Smallville’s greatest stumbling block for me was Clark Kent’s genuinely offensive
levels of disinclination when characters up to and including Lana Lang willingly took
on the responsibilities their powers and technology bring. This was mirrored in producers’ insistence that for all its divergences the show was indeed a Superman origin tale working its way towards the icon of public consciousness. A Season Three episode involved a classmate of Clark’s who could see the ultimate fate of people he touched, yet when he touched Clark he saw an endless future, represented onscreen to the viewer as a fluttering red cape, which brought me a surge of excitement, unbidden, even as I clung to my belief in those early seasons — before other superheroes began popping up, which as mentioned above became a whole new head-scratcher — that Smallville’s Clark Kent would never actually become Superman.
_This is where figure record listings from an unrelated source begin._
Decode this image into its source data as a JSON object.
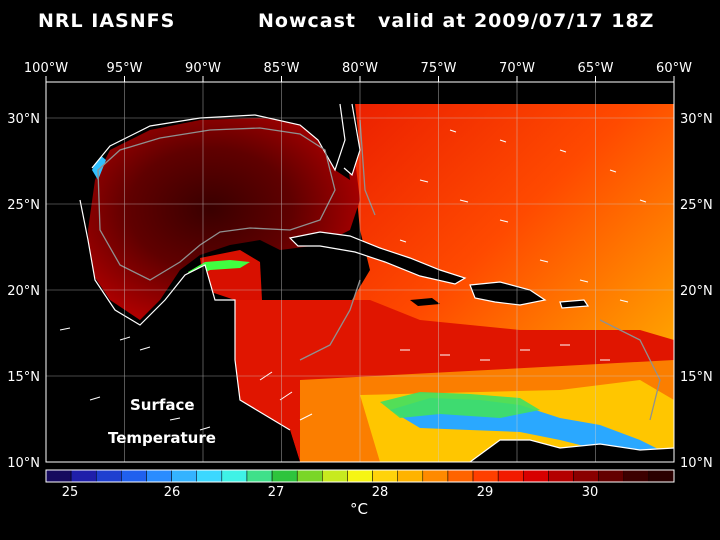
{
  "header": {
    "model": "NRL IASNFS",
    "product": "Nowcast",
    "valid": "valid at 2009/07/17 18Z"
  },
  "top_lon_labels": [
    "100°W",
    "95°W",
    "90°W",
    "85°W",
    "80°W",
    "75°W",
    "70°W",
    "65°W",
    "60°W"
  ],
  "left_lat_labels": [
    "30°N",
    "25°N",
    "20°N",
    "15°N",
    "10°N"
  ],
  "right_lat_labels": [
    "30°N",
    "25°N",
    "20°N",
    "15°N",
    "10°N"
  ],
  "annotation": {
    "line1": "Surface",
    "line2": "Temperature"
  },
  "colorbar": {
    "ticks": [
      "25",
      "26",
      "27",
      "28",
      "29",
      "30"
    ],
    "unit": "°C",
    "colors": [
      "#160a5e",
      "#1f1faa",
      "#1e3fd0",
      "#2060ee",
      "#2a8cff",
      "#34b3ff",
      "#3cd8ff",
      "#3ff2e6",
      "#3fe08a",
      "#2ec43d",
      "#7ad628",
      "#c7ea1f",
      "#f6f514",
      "#ffd30a",
      "#ffb300",
      "#ff8a00",
      "#ff6400",
      "#ff3f00",
      "#f21a00",
      "#d80000",
      "#b40000",
      "#8a0000",
      "#640000",
      "#3c0000",
      "#2a0000"
    ]
  },
  "map_colors": {
    "ocean_hot": "#8b0000",
    "ocean_mid": "#e01000",
    "ocean_warm": "#ff5a00",
    "ocean_cool": "#ffd000",
    "upwelling": "#28b4ff"
  }
}
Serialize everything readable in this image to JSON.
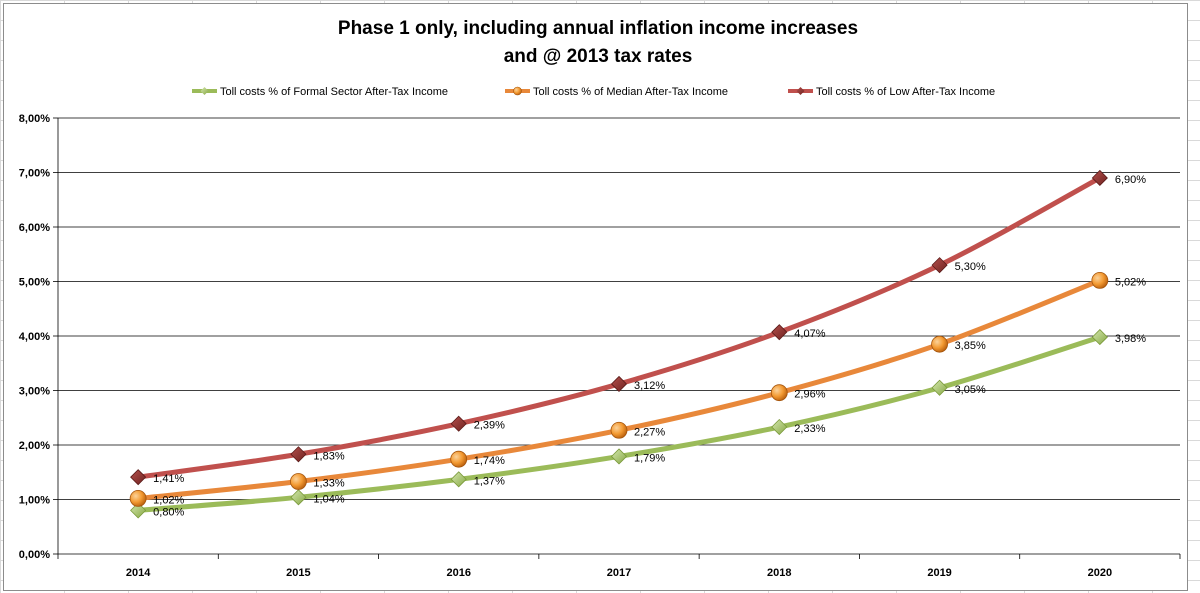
{
  "colors": {
    "formal": "#9bbb59",
    "median": "#e8883a",
    "low": "#c0504d",
    "low_marker": "#8b2f2d",
    "gridline": "#000000"
  },
  "chart_data": {
    "type": "line",
    "title_lines": [
      "Phase 1 only, including annual inflation income increases",
      "and @ 2013 tax rates"
    ],
    "categories": [
      "2014",
      "2015",
      "2016",
      "2017",
      "2018",
      "2019",
      "2020"
    ],
    "ylim": [
      0,
      0.08
    ],
    "yticks": [
      "0,00%",
      "1,00%",
      "2,00%",
      "3,00%",
      "4,00%",
      "5,00%",
      "6,00%",
      "7,00%",
      "8,00%"
    ],
    "grid": true,
    "legend_position": "top",
    "series": [
      {
        "key": "formal",
        "name": "Toll costs % of Formal Sector After-Tax Income",
        "marker": "diamond",
        "values": [
          0.008,
          0.0104,
          0.0137,
          0.0179,
          0.0233,
          0.0305,
          0.0398
        ],
        "labels": [
          "0,80%",
          "1,04%",
          "1,37%",
          "1,79%",
          "2,33%",
          "3,05%",
          "3,98%"
        ]
      },
      {
        "key": "median",
        "name": "Toll costs % of Median After-Tax Income",
        "marker": "circle",
        "values": [
          0.0102,
          0.0133,
          0.0174,
          0.0227,
          0.0296,
          0.0385,
          0.0502
        ],
        "labels": [
          "1,02%",
          "1,33%",
          "1,74%",
          "2,27%",
          "2,96%",
          "3,85%",
          "5,02%"
        ]
      },
      {
        "key": "low",
        "name": "Toll costs % of Low After-Tax Income",
        "marker": "diamond",
        "values": [
          0.0141,
          0.0183,
          0.0239,
          0.0312,
          0.0407,
          0.053,
          0.069
        ],
        "labels": [
          "1,41%",
          "1,83%",
          "2,39%",
          "3,12%",
          "4,07%",
          "5,30%",
          "6,90%"
        ]
      }
    ]
  }
}
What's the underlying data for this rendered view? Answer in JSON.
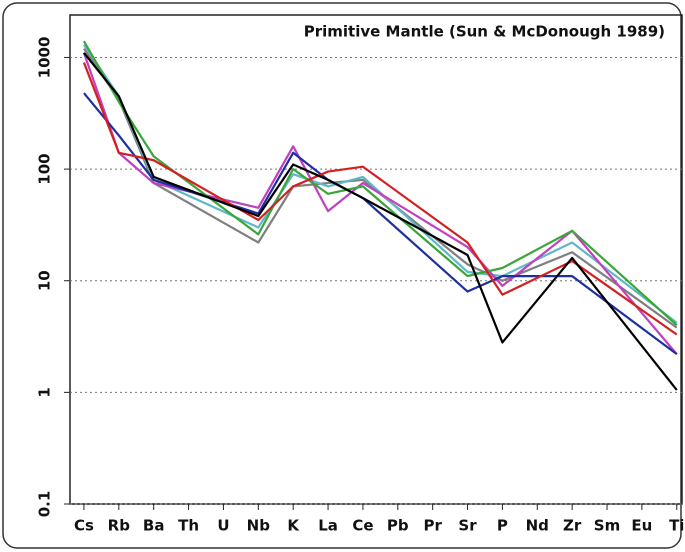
{
  "chart_data": {
    "type": "line",
    "title": "Primitive Mantle (Sun & McDonough 1989)",
    "x": [
      0,
      1,
      2,
      5,
      6,
      7,
      8,
      11,
      12,
      14,
      17
    ],
    "xlim": [
      -0.4,
      17.15
    ],
    "xticks": [
      {
        "value": 0,
        "label": "Cs"
      },
      {
        "value": 1,
        "label": "Rb"
      },
      {
        "value": 2,
        "label": "Ba"
      },
      {
        "value": 3,
        "label": "Th"
      },
      {
        "value": 4,
        "label": "U"
      },
      {
        "value": 5,
        "label": "Nb"
      },
      {
        "value": 6,
        "label": "K"
      },
      {
        "value": 7,
        "label": "La"
      },
      {
        "value": 8,
        "label": "Ce"
      },
      {
        "value": 9,
        "label": "Pb"
      },
      {
        "value": 10,
        "label": "Pr"
      },
      {
        "value": 11,
        "label": "Sr"
      },
      {
        "value": 12,
        "label": "P"
      },
      {
        "value": 13,
        "label": "Nd"
      },
      {
        "value": 14,
        "label": "Zr"
      },
      {
        "value": 15,
        "label": "Sm"
      },
      {
        "value": 16,
        "label": "Eu"
      },
      {
        "value": 17,
        "label": "Ti"
      }
    ],
    "ylim": [
      0.1,
      2400
    ],
    "yticks": [
      0.1,
      1,
      10,
      100,
      1000
    ],
    "log_y": true,
    "grid": true,
    "series": [
      {
        "color": "#7f7f7f",
        "values": [
          1200,
          420,
          75,
          22,
          70,
          75,
          80,
          14,
          10,
          18,
          3.8
        ]
      },
      {
        "color": "#5fb8c8",
        "values": [
          1300,
          450,
          80,
          30,
          90,
          70,
          85,
          12,
          11,
          22,
          4.2
        ]
      },
      {
        "color": "#c040c0",
        "values": [
          1100,
          140,
          75,
          45,
          160,
          42,
          75,
          20,
          9,
          28,
          2.2
        ]
      },
      {
        "color": "#3aa63a",
        "values": [
          1400,
          400,
          130,
          26,
          100,
          60,
          70,
          11,
          13,
          28,
          4
        ]
      },
      {
        "color": "#1f2f9f",
        "values": [
          480,
          200,
          80,
          40,
          140,
          80,
          55,
          8,
          11,
          11,
          2.2
        ]
      },
      {
        "color": "#d42020",
        "values": [
          900,
          140,
          120,
          35,
          70,
          95,
          105,
          22,
          7.5,
          15,
          3.3
        ]
      },
      {
        "color": "#000000",
        "values": [
          1100,
          450,
          85,
          38,
          110,
          80,
          55,
          17,
          2.8,
          16,
          1.05
        ]
      }
    ]
  }
}
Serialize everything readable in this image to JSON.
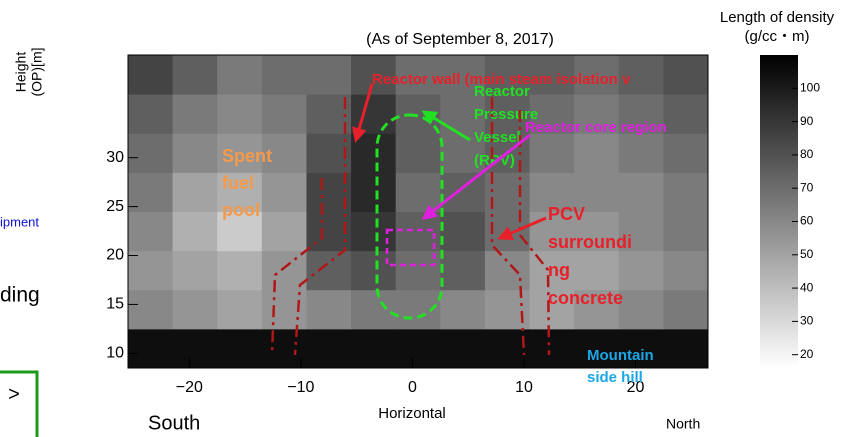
{
  "chart_data": {
    "type": "heatmap",
    "title": "(As of September  8, 2017)",
    "x_label": "Horizontal",
    "y_label": [
      "Height",
      "(OP)[m]"
    ],
    "colorbar_label": [
      "Length of density",
      "(g/cc・m)"
    ],
    "xlim": [
      -25.5,
      26.5
    ],
    "ylim": [
      8.5,
      40.5
    ],
    "xticks": [
      {
        "value": -20,
        "label": "−20"
      },
      {
        "value": -10,
        "label": "−10"
      },
      0,
      10,
      20
    ],
    "yticks": [
      10,
      15,
      20,
      25,
      30
    ],
    "clim": [
      16,
      110
    ],
    "cticks": [
      20,
      30,
      40,
      50,
      60,
      70,
      80,
      90,
      100
    ],
    "x_bins": [
      -25.5,
      -21.5,
      -17.5,
      -13.5,
      -9.5,
      -5.5,
      -1.5,
      2.5,
      6.5,
      10.5,
      14.5,
      18.5,
      22.5,
      26.5
    ],
    "y_bins": [
      8.5,
      12.5,
      16.5,
      20.5,
      24.5,
      28.5,
      32.5,
      36.5,
      40.5
    ],
    "z": [
      [
        105,
        105,
        105,
        105,
        105,
        105,
        105,
        105,
        105,
        105,
        105,
        105,
        105
      ],
      [
        60,
        55,
        50,
        55,
        60,
        65,
        65,
        60,
        55,
        50,
        55,
        60,
        65
      ],
      [
        55,
        50,
        45,
        55,
        75,
        80,
        70,
        75,
        60,
        50,
        50,
        55,
        60
      ],
      [
        60,
        45,
        35,
        50,
        85,
        90,
        75,
        80,
        70,
        55,
        55,
        60,
        65
      ],
      [
        65,
        50,
        45,
        55,
        85,
        95,
        70,
        75,
        70,
        60,
        60,
        60,
        65
      ],
      [
        70,
        60,
        55,
        60,
        80,
        95,
        75,
        70,
        75,
        65,
        60,
        65,
        70
      ],
      [
        75,
        65,
        60,
        65,
        75,
        90,
        75,
        70,
        75,
        70,
        65,
        70,
        75
      ],
      [
        85,
        75,
        65,
        70,
        70,
        80,
        70,
        70,
        75,
        75,
        70,
        75,
        80
      ]
    ],
    "annotations": [
      {
        "lines": [
          "Reactor wall (main steam isolation v"
        ],
        "color": "#e8202a"
      },
      {
        "lines": [
          "Reactor",
          "Pressure",
          "Vessel",
          "(RPV)"
        ],
        "color": "#22e022"
      },
      {
        "lines": [
          "Reactor core region"
        ],
        "color": "#e020e0"
      },
      {
        "lines": [
          "Spent",
          "fuel",
          "pool"
        ],
        "color": "#f59a4a"
      },
      {
        "lines": [
          "PCV",
          "surroundi",
          "ng",
          "concrete"
        ],
        "color": "#e8202a"
      },
      {
        "lines": [
          "Mountain",
          "side hill"
        ],
        "color": "#1aa7e8"
      }
    ],
    "side_texts": {
      "left_top": "ipment",
      "left_mid": "ding",
      "left_box": ">",
      "south": "South",
      "north": "North"
    }
  }
}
He could surely never become an effective one and maintain a private life, after eschewing a proper disguise over ten years’ worth of activity, his cousin outed as a Supergirl, coming from the small town littered with fragments of kryptonite, all those rescued victims and vengeful villains aware of who he was. The single DC Universe brought about by Crisis on Infinite Earths, which swept away the parallel realities accommodating disparate publishing eras for a spell, did remove Superman’s primacy among his world’s heroes to keep him and his supporting cast youthful, but Smallville established so many local and global guardians who followed him in the comics — Kara, Aquaman, Mera, Green Arrow, Speedy, Black Canary, Zatanna, Cyborg, Impulse, Acrata, Stargirl, the freaking Wonder Twins, and more — there’s likely nobody left for the reluctant figure at its core to inspire.

Superman continues to inspire me. Smallville, not so much.